When asked by audience member Laurence Cohen whether he had any information to disclose about a successor to Fainstein, Winograd replied: “We’re closer than we were a month ago. We’re not giving out a lot of information” – to which, Cohen responded, “that much is obvious”.

Still, the fact that the JFM seems to have continued to run smoothly is a testament not only to its capable administrative staff, led by Chief Financial Officer Ian Barnes, but also to the caliber of volunteers from the community who serve not only on the Board, but on its various committees.
As outgoing Chair Winograd handed over the chairmanship of the Board to incoming Chair Richard Yaffe, he noted that the JFM had undergone some turbulence – in addition to not having a CEO for a good portion of the year, financial markets had put a major dent in the Foundation’s revenues by the end of 2018.
In the JFM annual report, Barnes noted that “through the first quarter of 2019 the market mostly recovered.” However, Barnes did add that “the short-term volatility continues”.
Finance Committee member Sean Shore noted that the total investment portfolio of the Foundation stood at over $117 million as of Dec. 31, 2018, which was an increase of almost $3.5 million from the previous year.
Yet, Shore noted, the increase in investments was attributable to a major increase in contributions to the JFM in 2018: over $7.5 million.
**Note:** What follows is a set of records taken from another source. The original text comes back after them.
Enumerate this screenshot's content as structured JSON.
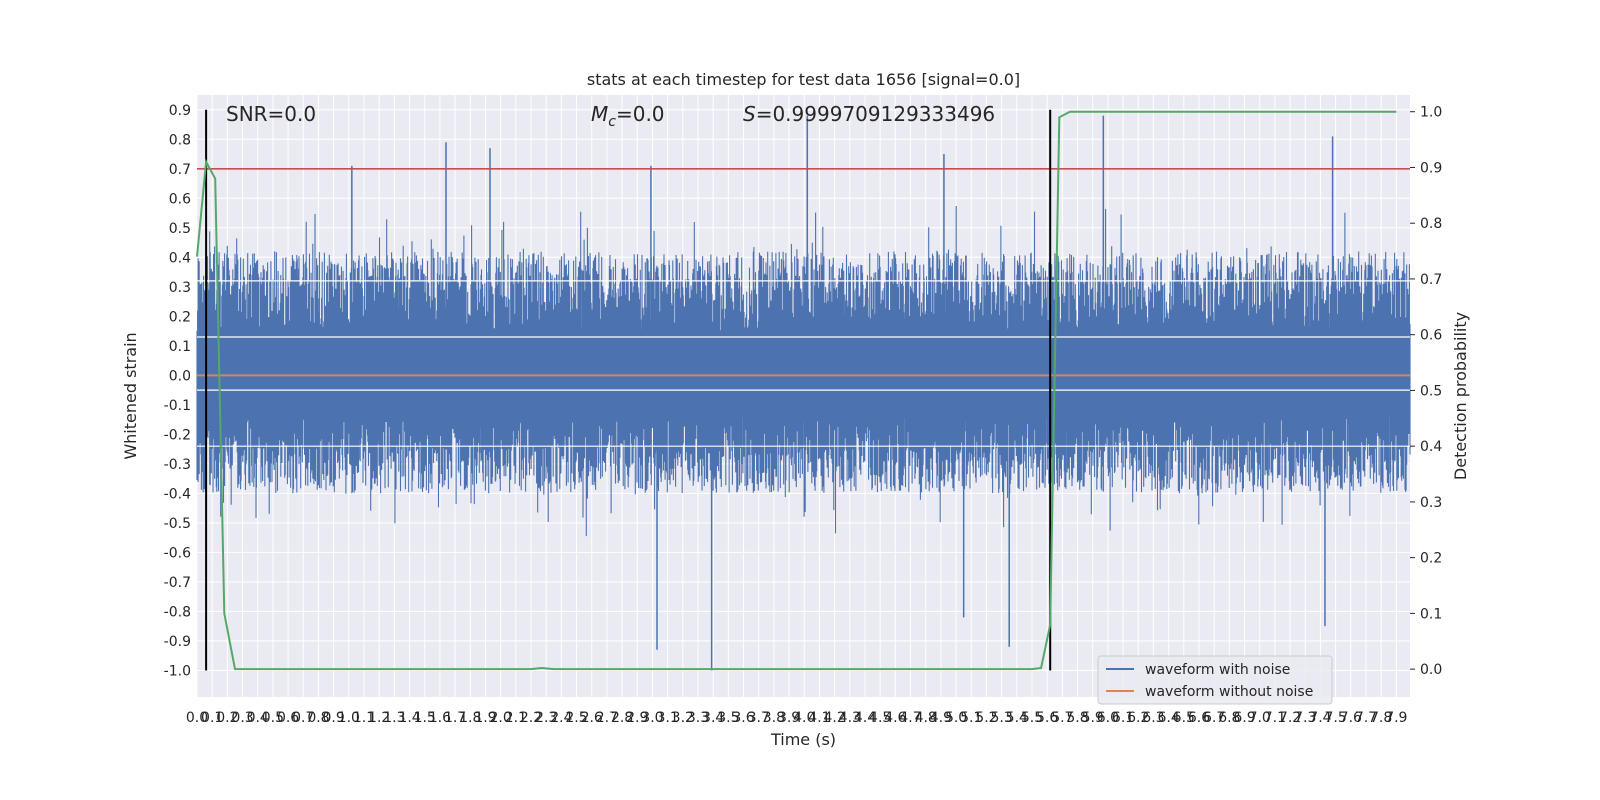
{
  "chart_data": {
    "type": "line",
    "title": "stats at each timestep for test data 1656 [signal=0.0]",
    "xlabel": "Time (s)",
    "ylabel_left": "Whitened strain",
    "ylabel_right": "Detection probability",
    "xlim": [
      0.0,
      7.99
    ],
    "ylim_left": [
      -1.09,
      0.95
    ],
    "ylim_right": [
      -0.05,
      1.03
    ],
    "x_ticks": [
      "0.0",
      "0.1",
      "0.2",
      "0.3",
      "0.4",
      "0.5",
      "0.6",
      "0.7",
      "0.8",
      "0.9",
      "1.0",
      "1.1",
      "1.2",
      "1.3",
      "1.4",
      "1.5",
      "1.6",
      "1.7",
      "1.8",
      "1.9",
      "2.0",
      "2.1",
      "2.2",
      "2.3",
      "2.4",
      "2.5",
      "2.6",
      "2.7",
      "2.8",
      "2.9",
      "3.0",
      "3.1",
      "3.2",
      "3.3",
      "3.4",
      "3.5",
      "3.6",
      "3.7",
      "3.8",
      "3.9",
      "4.0",
      "4.1",
      "4.2",
      "4.3",
      "4.4",
      "4.5",
      "4.6",
      "4.7",
      "4.8",
      "4.9",
      "5.0",
      "5.1",
      "5.2",
      "5.3",
      "5.4",
      "5.5",
      "5.6",
      "5.7",
      "5.8",
      "5.9",
      "6.0",
      "6.1",
      "6.2",
      "6.3",
      "6.4",
      "6.5",
      "6.6",
      "6.7",
      "6.8",
      "6.9",
      "7.0",
      "7.1",
      "7.2",
      "7.3",
      "7.4",
      "7.5",
      "7.6",
      "7.7",
      "7.8",
      "7.9"
    ],
    "y_ticks_left": [
      "0.9",
      "0.8",
      "0.7",
      "0.6",
      "0.5",
      "0.4",
      "0.3",
      "0.2",
      "0.1",
      "0.0",
      "-0.1",
      "-0.2",
      "-0.3",
      "-0.4",
      "-0.5",
      "-0.6",
      "-0.7",
      "-0.8",
      "-0.9",
      "-1.0"
    ],
    "y_ticks_left_values": [
      0.9,
      0.8,
      0.7,
      0.6,
      0.5,
      0.4,
      0.3,
      0.2,
      0.1,
      0.0,
      -0.1,
      -0.2,
      -0.3,
      -0.4,
      -0.5,
      -0.6,
      -0.7,
      -0.8,
      -0.9,
      -1.0
    ],
    "y_ticks_right": [
      "1.0",
      "0.9",
      "0.8",
      "0.7",
      "0.6",
      "0.5",
      "0.4",
      "0.3",
      "0.2",
      "0.1",
      "0.0"
    ],
    "y_ticks_right_values": [
      1.0,
      0.9,
      0.8,
      0.7,
      0.6,
      0.5,
      0.4,
      0.3,
      0.2,
      0.1,
      0.0
    ],
    "grid": true,
    "annotations": {
      "snr": "SNR=0.0",
      "mc_symbol": "M",
      "mc_sub": "c",
      "mc_value": "=0.0",
      "s_symbol": "S",
      "s_value": "=0.9999709129333496"
    },
    "series": [
      {
        "name": "waveform with noise",
        "color": "#4c72b0",
        "typical_range": [
          -0.4,
          0.42
        ],
        "peaks": [
          {
            "x": 1.02,
            "y": 0.71
          },
          {
            "x": 1.64,
            "y": 0.79
          },
          {
            "x": 1.93,
            "y": 0.77
          },
          {
            "x": 2.99,
            "y": 0.71
          },
          {
            "x": 3.39,
            "y": -1.0
          },
          {
            "x": 3.03,
            "y": -0.93
          },
          {
            "x": 4.02,
            "y": 0.88
          },
          {
            "x": 4.92,
            "y": 0.75
          },
          {
            "x": 5.05,
            "y": -0.82
          },
          {
            "x": 5.35,
            "y": -0.92
          },
          {
            "x": 5.97,
            "y": 0.88
          },
          {
            "x": 7.43,
            "y": -0.85
          },
          {
            "x": 7.48,
            "y": 0.81
          }
        ]
      },
      {
        "name": "waveform without noise",
        "color": "#dd8452",
        "constant": 0.0
      },
      {
        "name": "detection probability",
        "color": "#55a868",
        "axis": "right",
        "x": [
          0.0,
          0.06,
          0.12,
          0.18,
          0.25,
          2.2,
          2.27,
          2.35,
          5.5,
          5.56,
          5.62,
          5.68,
          5.75,
          7.9
        ],
        "y": [
          0.74,
          0.91,
          0.88,
          0.1,
          0.0,
          0.0,
          0.002,
          0.0,
          0.0,
          0.002,
          0.08,
          0.99,
          1.0,
          1.0
        ]
      }
    ],
    "hlines": [
      {
        "axis": "left",
        "y": 0.7,
        "color": "#c44e52"
      }
    ],
    "vlines": [
      {
        "x": 0.06,
        "y_range": [
          -1.0,
          0.9
        ],
        "color": "#000000"
      },
      {
        "x": 5.62,
        "y_range": [
          -1.0,
          0.9
        ],
        "color": "#000000"
      }
    ],
    "legend": {
      "placement": "lower right",
      "items": [
        {
          "label": "waveform with noise",
          "color": "#4c72b0"
        },
        {
          "label": "waveform without noise",
          "color": "#dd8452"
        }
      ]
    }
  }
}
Had it not been for the growth in the amount contributed to the JFM, the Foundation would not have been able to continue increasing the total value of its grants – as it has now each year since the recession of 2008.

One other item in the JFM’s statements stood out: An increase in administrative and operating expenses from $1,527,309 in 2017 to $1,741,367 in 2018 – an over $200,000 increase.
I asked Ian Barnes whether this quite large increase could be attributable to a severance payment made to departed CEO Tara Fainstein. Barnes replied that he had “no comment”.
Other highlights of the annual report include:
• 82 new funds established, including nine new bar/bat mitzvah funds; two new Women’s Endowment Funds; and 32 Book of Life signers.
• $156,350 in scholarships awarded to 74 students
• $32,839 distributed in camperships
• $3,879,401 in designated grants distributed
• $679,393 in undesignated grants distributed
• the distribution rate rose to 4.2% from 4%, which is the rate it had been the previous few years. (According to Ian Barnes, the distribution rate is based on a formula that takes into account the average three-year market value of the Foundation’s investments, along with certain other factors. When I noted that the distribution rate had fallen to 3.5% following the 2008 recession, Barnes also pointed out that, prior to the recession, the Foundation distribution rate had stood at 5%.)
In looking at the total number of grants allocated by the Foundation in 2018, there were 219 different organizations that received designated grants, and over 50 organizations and individuals that received undesignated grants.